Hakimin bu takdir hakkını kullanırken, ülkenin ekonomik koşulları, tarafların sosyal ve ekonomik durumları, paranın satın alma gücü, tarafların kusur durumu, olayın ağırlığı, olay tarihi gibi özellikleri göz önünde tutması, bunun yanında olayın işverenin işçi sağlığı ve güvenliği önlemlerini yeterince almamasından kaynaklandığı da gözetilerek gelişen hukuktaki yaklaşıma da uygun olarak tatmin duygusu yanında caydırıcılık uyandıran oranda manevi tazminat takdir edilmesi gerektiği açıkça ortadadır. ( HGK 23/06/2004, 13/291-370 )
Bu ilkeler ve özellikle hükme esas alınan 10/10/2012 tarihli bilirkişi kurulu raporundaki kusur oranları gözetildiğinde, davacı yararına hükmedilen 4.000 TL manevi tazminat fazladır.

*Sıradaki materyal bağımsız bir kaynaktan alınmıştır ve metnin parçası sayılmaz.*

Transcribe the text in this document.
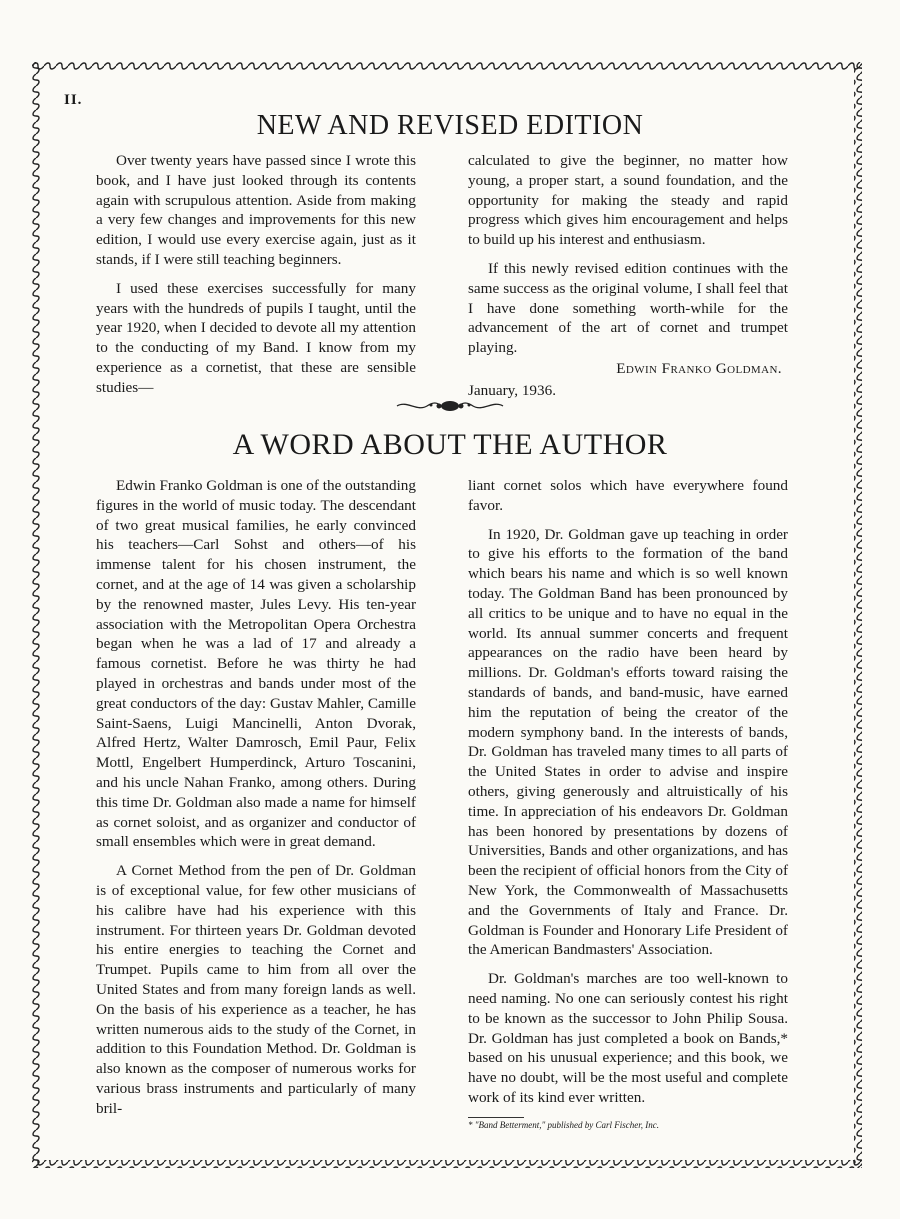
II.
NEW AND REVISED EDITION

Over twenty years have passed since I wrote this book, and I have just looked through its contents again with scrupulous attention. Aside from making a very few changes and improvements for this new edition, I would use every exercise again, just as it stands, if I were still teaching beginners.

I used these exercises successfully for many years with the hundreds of pupils I taught, until the year 1920, when I decided to devote all my attention to the conducting of my Band. I know from my experience as a cornetist, that these are sensible studies—

calculated to give the beginner, no matter how young, a proper start, a sound foundation, and the opportunity for making the steady and rapid progress which gives him encouragement and helps to build up his interest and enthusiasm.

If this newly revised edition continues with the same success as the original volume, I shall feel that I have done something worth-while for the advancement of the art of cornet and trumpet playing.

Edwin Franko Goldman.
January, 1936.
A WORD ABOUT THE AUTHOR

Edwin Franko Goldman is one of the outstanding figures in the world of music today. The descendant of two great musical families, he early convinced his teachers—Carl Sohst and others—of his immense talent for his chosen instrument, the cornet, and at the age of 14 was given a scholarship by the renowned master, Jules Levy. His ten-year association with the Metropolitan Opera Orchestra began when he was a lad of 17 and already a famous cornetist. Before he was thirty he had played in orchestras and bands under most of the great conductors of the day: Gustav Mahler, Camille Saint-Saens, Luigi Mancinelli, Anton Dvorak, Alfred Hertz, Walter Damrosch, Emil Paur, Felix Mottl, Engelbert Humperdinck, Arturo Toscanini, and his uncle Nahan Franko, among others. During this time Dr. Goldman also made a name for himself as cornet soloist, and as organizer and conductor of small ensembles which were in great demand.

A Cornet Method from the pen of Dr. Goldman is of exceptional value, for few other musicians of his calibre have had his experience with this instrument. For thirteen years Dr. Goldman devoted his entire energies to teaching the Cornet and Trumpet. Pupils came to him from all over the United States and from many foreign lands as well. On the basis of his experience as a teacher, he has written numerous aids to the study of the Cornet, in addition to this Foundation Method. Dr. Goldman is also known as the composer of numerous works for various brass instruments and particularly of many bril-

liant cornet solos which have everywhere found favor.

In 1920, Dr. Goldman gave up teaching in order to give his efforts to the formation of the band which bears his name and which is so well known today. The Goldman Band has been pronounced by all critics to be unique and to have no equal in the world. Its annual summer concerts and frequent appearances on the radio have been heard by millions. Dr. Goldman's efforts toward raising the standards of bands, and band-music, have earned him the reputation of being the creator of the modern symphony band. In the interests of bands, Dr. Goldman has traveled many times to all parts of the United States in order to advise and inspire others, giving generously and altruistically of his time. In appreciation of his endeavors Dr. Goldman has been honored by presentations by dozens of Universities, Bands and other organizations, and has been the recipient of official honors from the City of New York, the Commonwealth of Massachusetts and the Governments of Italy and France. Dr. Goldman is Founder and Honorary Life President of the American Bandmasters' Association.

Dr. Goldman's marches are too well-known to need naming. No one can seriously contest his right to be known as the successor to John Philip Sousa. Dr. Goldman has just completed a book on Bands,* based on his unusual experience; and this book, we have no doubt, will be the most useful and complete work of its kind ever written.

* "Band Betterment," published by Carl Fischer, Inc.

Mahkemece bu maddi ve hukuki olgular nazara alınmaksızın yazılı şekilde karar verilmesi usul ve yasaya aykırı olup bozma nedenidir.
O halde davalının bu yönleri amaçlayan temyiz itirazları kabul edilmeli ve hüküm bozulmalıdır.
SONUÇ: Hükmün yukarıda açıklanan nedenlerle BOZULMASINA, temyiz harcının istek halinde davalıya iadesine, aşağıda yazılı temyiz harcının temyiz edenlerden davacıya yükletilmesine, 21/04/2014 gününde oybirliğiyle karar verildi.